Ground swallowing Pta house
2008-08-05 09:14
Pretoria - Large areas of a house in Lyttleton Manor, Centurion, have collapsed over the course of three days, presumably because of a sinkhole.
Danie Els, 42, the owner of the house on the corner of Fitzpatrick and Hans Strijdom Avenue, noticed the first crack between the entrance hall and the kitchen last Thursday.
Before that, there was not a single crack in the house.
Els and his wife are restoring the house, which they bought for R950 000 two years ago. They have already spent R500 000 on the project.
"On Friday the ground and the foundations started sinking," Els said on Monday.
"On Saturday a municipal official told us this was serious and that we had to move out.
'I couldn't believe it'
"We spent the rest of the day on Saturday moving everything from the front of the house (the dining room, the kitchen, the scullery and the entrance hall) to the back of the house.
"Yesterday morning [Sunday] the perimeter walls collapsed and other walls fell this morning [Monday] between about 02:00 and 04:00.
"When I saw how it looked, I couldn't believe it. You can't believe that the ground on which your house stands is so crumbly."
A civil engineer, Hennie ter Stege, said that at this stage it is a subsidence and not a sinkhole.
"With a sinkhole one can see an actual hole. At this stage we can't say yet what the cause of the sinking is."
However, another engineer on the property said the damage to the house was caused by a sinkhole that is about 15m deep.
Beeld videographer fell into hole
While Beeld was at the house, two walls and the corner of the house collapsed. The ground also subsided further.
Beeld's videographer Werner Wippenaar was walking around on the property to film the house when the ground collapsed underneath him.

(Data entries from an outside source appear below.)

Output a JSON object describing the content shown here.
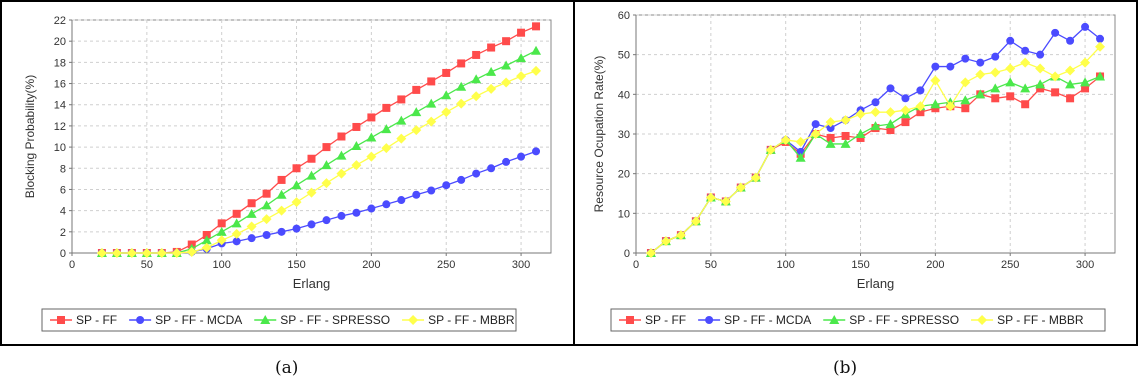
{
  "captions": [
    "(a)",
    "(b)"
  ],
  "chart_data": [
    {
      "type": "line",
      "xlabel": "Erlang",
      "ylabel": "Blocking Probability(%)",
      "xlim": [
        0,
        320
      ],
      "ylim": [
        0,
        22
      ],
      "xticks": [
        0,
        50,
        100,
        150,
        200,
        250,
        300
      ],
      "yticks": [
        0,
        2,
        4,
        6,
        8,
        10,
        12,
        14,
        16,
        18,
        20,
        22
      ],
      "grid": true,
      "legend_position": "bottom",
      "x": [
        20,
        30,
        40,
        50,
        60,
        70,
        80,
        90,
        100,
        110,
        120,
        130,
        140,
        150,
        160,
        170,
        180,
        190,
        200,
        210,
        220,
        230,
        240,
        250,
        260,
        270,
        280,
        290,
        300,
        310
      ],
      "series": [
        {
          "name": "SP - FF",
          "color": "#ff4b4b",
          "marker": "square",
          "values": [
            0,
            0,
            0,
            0,
            0,
            0.1,
            0.8,
            1.7,
            2.8,
            3.7,
            4.7,
            5.6,
            6.9,
            8.0,
            8.9,
            10.0,
            11.0,
            11.9,
            12.8,
            13.7,
            14.5,
            15.4,
            16.2,
            17.0,
            17.9,
            18.7,
            19.4,
            20.0,
            20.8,
            21.4
          ]
        },
        {
          "name": "SP - FF - MCDA",
          "color": "#4b4bff",
          "marker": "circle",
          "values": [
            0,
            0,
            0,
            0,
            0,
            0,
            0.1,
            0.4,
            0.9,
            1.1,
            1.4,
            1.7,
            2.0,
            2.3,
            2.7,
            3.1,
            3.5,
            3.8,
            4.2,
            4.6,
            5.0,
            5.5,
            5.9,
            6.4,
            6.9,
            7.5,
            8.0,
            8.6,
            9.1,
            9.6
          ]
        },
        {
          "name": "SP - FF - SPRESSO",
          "color": "#4be84b",
          "marker": "triangle",
          "values": [
            0,
            0,
            0,
            0,
            0,
            0,
            0.4,
            1.2,
            2.0,
            2.8,
            3.7,
            4.5,
            5.5,
            6.4,
            7.3,
            8.3,
            9.2,
            10.1,
            10.9,
            11.7,
            12.5,
            13.3,
            14.1,
            14.9,
            15.7,
            16.4,
            17.1,
            17.7,
            18.4,
            19.1
          ]
        },
        {
          "name": "SP - FF - MBBR",
          "color": "#ffff4b",
          "marker": "diamond",
          "values": [
            0,
            0,
            0,
            0,
            0,
            0,
            0.1,
            0.5,
            1.2,
            1.8,
            2.5,
            3.2,
            4.0,
            4.8,
            5.7,
            6.6,
            7.5,
            8.3,
            9.1,
            9.9,
            10.8,
            11.6,
            12.4,
            13.3,
            14.1,
            14.8,
            15.5,
            16.1,
            16.7,
            17.2
          ]
        }
      ]
    },
    {
      "type": "line",
      "xlabel": "Erlang",
      "ylabel": "Resource Ocupation Rate(%)",
      "xlim": [
        0,
        320
      ],
      "ylim": [
        0,
        60
      ],
      "xticks": [
        0,
        50,
        100,
        150,
        200,
        250,
        300
      ],
      "yticks": [
        0,
        10,
        20,
        30,
        40,
        50,
        60
      ],
      "grid": true,
      "legend_position": "bottom",
      "x": [
        10,
        20,
        30,
        40,
        50,
        60,
        70,
        80,
        90,
        100,
        110,
        120,
        130,
        140,
        150,
        160,
        170,
        180,
        190,
        200,
        210,
        220,
        230,
        240,
        250,
        260,
        270,
        280,
        290,
        300,
        310
      ],
      "series": [
        {
          "name": "SP - FF",
          "color": "#ff4b4b",
          "marker": "square",
          "values": [
            0,
            3,
            4.5,
            8,
            14,
            13,
            16.5,
            19,
            26,
            28,
            25,
            30,
            29,
            29.5,
            29,
            31.5,
            31,
            33,
            35.5,
            36.5,
            37,
            36.5,
            40,
            39,
            39.5,
            37.5,
            41.5,
            40.5,
            39,
            41.5,
            44.5
          ]
        },
        {
          "name": "SP - FF - MCDA",
          "color": "#4b4bff",
          "marker": "circle",
          "values": [
            0,
            3,
            4.5,
            8,
            14,
            13,
            16.5,
            19,
            26,
            28.5,
            25.5,
            32.5,
            31.5,
            33.5,
            36,
            38,
            41.5,
            39,
            41,
            47,
            47,
            49,
            48,
            49.5,
            53.5,
            51,
            50,
            55.5,
            53.5,
            57,
            54
          ]
        },
        {
          "name": "SP - FF - SPRESSO",
          "color": "#4be84b",
          "marker": "triangle",
          "values": [
            0,
            3,
            4.5,
            8,
            14,
            13,
            16.5,
            19,
            26,
            28.5,
            24,
            30,
            27.5,
            27.5,
            30,
            32,
            32.5,
            35,
            37,
            37.5,
            38,
            38.5,
            40,
            41.5,
            43,
            41.5,
            42.5,
            44.5,
            42.5,
            43,
            44.5
          ]
        },
        {
          "name": "SP - FF - MBBR",
          "color": "#ffff4b",
          "marker": "diamond",
          "values": [
            0,
            3,
            4.5,
            8,
            14,
            13,
            16.5,
            19,
            26,
            28.5,
            28,
            30,
            33,
            33.5,
            35,
            35.5,
            35.5,
            36,
            37,
            43.5,
            37,
            43,
            45,
            45.5,
            46.5,
            48,
            46.5,
            44.5,
            46,
            48,
            52
          ]
        }
      ]
    }
  ]
}
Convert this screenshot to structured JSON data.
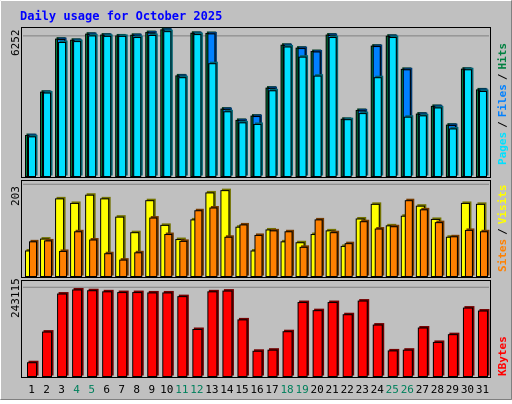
{
  "chart_data": [
    {
      "type": "bar",
      "title": "Daily usage for October 2025",
      "panel": "pages-files-hits",
      "y_tick_label": "6252",
      "ylim": [
        0,
        6600
      ],
      "grid": true,
      "categories": [
        "1",
        "2",
        "3",
        "4",
        "5",
        "6",
        "7",
        "8",
        "9",
        "10",
        "11",
        "12",
        "13",
        "14",
        "15",
        "16",
        "17",
        "18",
        "19",
        "20",
        "21",
        "22",
        "23",
        "24",
        "25",
        "26",
        "27",
        "28",
        "29",
        "30",
        "31"
      ],
      "weekend_days": [
        "4",
        "5",
        "11",
        "12",
        "18",
        "19",
        "25",
        "26"
      ],
      "series": [
        {
          "name": "Hits",
          "color": "#008040",
          "values": [
            1860,
            3780,
            6130,
            6080,
            6350,
            6310,
            6270,
            6300,
            6420,
            6540,
            4500,
            6390,
            6380,
            3030,
            2530,
            2720,
            3960,
            5860,
            5730,
            5580,
            6310,
            2580,
            2970,
            5820,
            6260,
            4790,
            2810,
            3150,
            2320,
            4800,
            3880
          ]
        },
        {
          "name": "Files",
          "color": "#0080ff",
          "values": [
            1850,
            3760,
            6110,
            6060,
            6330,
            6290,
            6250,
            6280,
            6400,
            6520,
            4480,
            6370,
            6360,
            3010,
            2510,
            2700,
            3940,
            5840,
            5710,
            5560,
            6290,
            2560,
            2950,
            5800,
            6240,
            4770,
            2790,
            3130,
            2300,
            4780,
            3860
          ]
        },
        {
          "name": "Pages",
          "color": "#00e0ff",
          "values": [
            1800,
            3740,
            5980,
            6020,
            6270,
            6250,
            6250,
            6200,
            6290,
            6460,
            4420,
            6330,
            5040,
            2910,
            2420,
            2350,
            3840,
            5780,
            5330,
            4490,
            6200,
            2560,
            2830,
            4420,
            6200,
            2670,
            2730,
            3080,
            2150,
            4770,
            3810
          ]
        }
      ]
    },
    {
      "type": "bar",
      "panel": "sites-visits",
      "y_tick_label": "203",
      "ylim": [
        0,
        210
      ],
      "grid": true,
      "categories": [
        "1",
        "2",
        "3",
        "4",
        "5",
        "6",
        "7",
        "8",
        "9",
        "10",
        "11",
        "12",
        "13",
        "14",
        "15",
        "16",
        "17",
        "18",
        "19",
        "20",
        "21",
        "22",
        "23",
        "24",
        "25",
        "26",
        "27",
        "28",
        "29",
        "30",
        "31"
      ],
      "series": [
        {
          "name": "Visits",
          "color": "#ffff00",
          "values": [
            58,
            84,
            172,
            162,
            180,
            172,
            132,
            98,
            168,
            114,
            83,
            126,
            185,
            190,
            110,
            58,
            104,
            78,
            76,
            94,
            102,
            68,
            128,
            160,
            113,
            134,
            156,
            127,
            88,
            162,
            160
          ]
        },
        {
          "name": "Sites",
          "color": "#ff8000",
          "values": [
            78,
            80,
            57,
            100,
            82,
            52,
            38,
            54,
            130,
            94,
            79,
            146,
            152,
            88,
            115,
            92,
            102,
            100,
            66,
            126,
            98,
            74,
            122,
            106,
            111,
            168,
            148,
            120,
            89,
            103,
            100
          ]
        }
      ]
    },
    {
      "type": "bar",
      "panel": "kbytes",
      "y_tick_label": "243115",
      "ylim": [
        0,
        260000
      ],
      "grid": true,
      "categories": [
        "1",
        "2",
        "3",
        "4",
        "5",
        "6",
        "7",
        "8",
        "9",
        "10",
        "11",
        "12",
        "13",
        "14",
        "15",
        "16",
        "17",
        "18",
        "19",
        "20",
        "21",
        "22",
        "23",
        "24",
        "25",
        "26",
        "27",
        "28",
        "29",
        "30",
        "31"
      ],
      "series": [
        {
          "name": "KBytes",
          "color": "#ff0000",
          "values": [
            40000,
            123000,
            226000,
            237000,
            235000,
            232000,
            230000,
            230000,
            229000,
            229000,
            219000,
            130000,
            232000,
            234000,
            156000,
            71000,
            74000,
            124000,
            203000,
            181000,
            203000,
            170000,
            207000,
            142000,
            72000,
            74000,
            134000,
            95000,
            116000,
            188000,
            180000
          ]
        }
      ]
    }
  ],
  "right_labels": {
    "pages": "Pages",
    "files": "Files",
    "hits": "Hits",
    "sites": "Sites",
    "visits": "Visits",
    "kbytes": "KBytes",
    "slash": "/"
  },
  "colors": {
    "background": "#c0c0c0",
    "title": "#0000ff",
    "weekday_label": "#000000",
    "weekend_label": "#00805c",
    "grid": "#808080"
  }
}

He fell chest-deep into the hole, and landed on a water pipe which broke his fall.
Els's neighbour's house has also started to crack.
Eddie Visser, 73, said that in the 43 years that he had lived in the house, it had never had a crack.
On Sunday there were cracks that were "as thin as a thread of cotton", and these also appeared in the garage. Visser could fit two match boxes in the crack in the garage.
On Monday it looked as if the top and bottom parts of the house had shifted at the corner of the house.
He cannot move his car, which is parked at the back of the property, because the paving has lifted.
"It's surprising how quickly it happens," Visser said. "When I drove to Nelspruit on Thursday there was nothing wrong, but on my return it looked like this."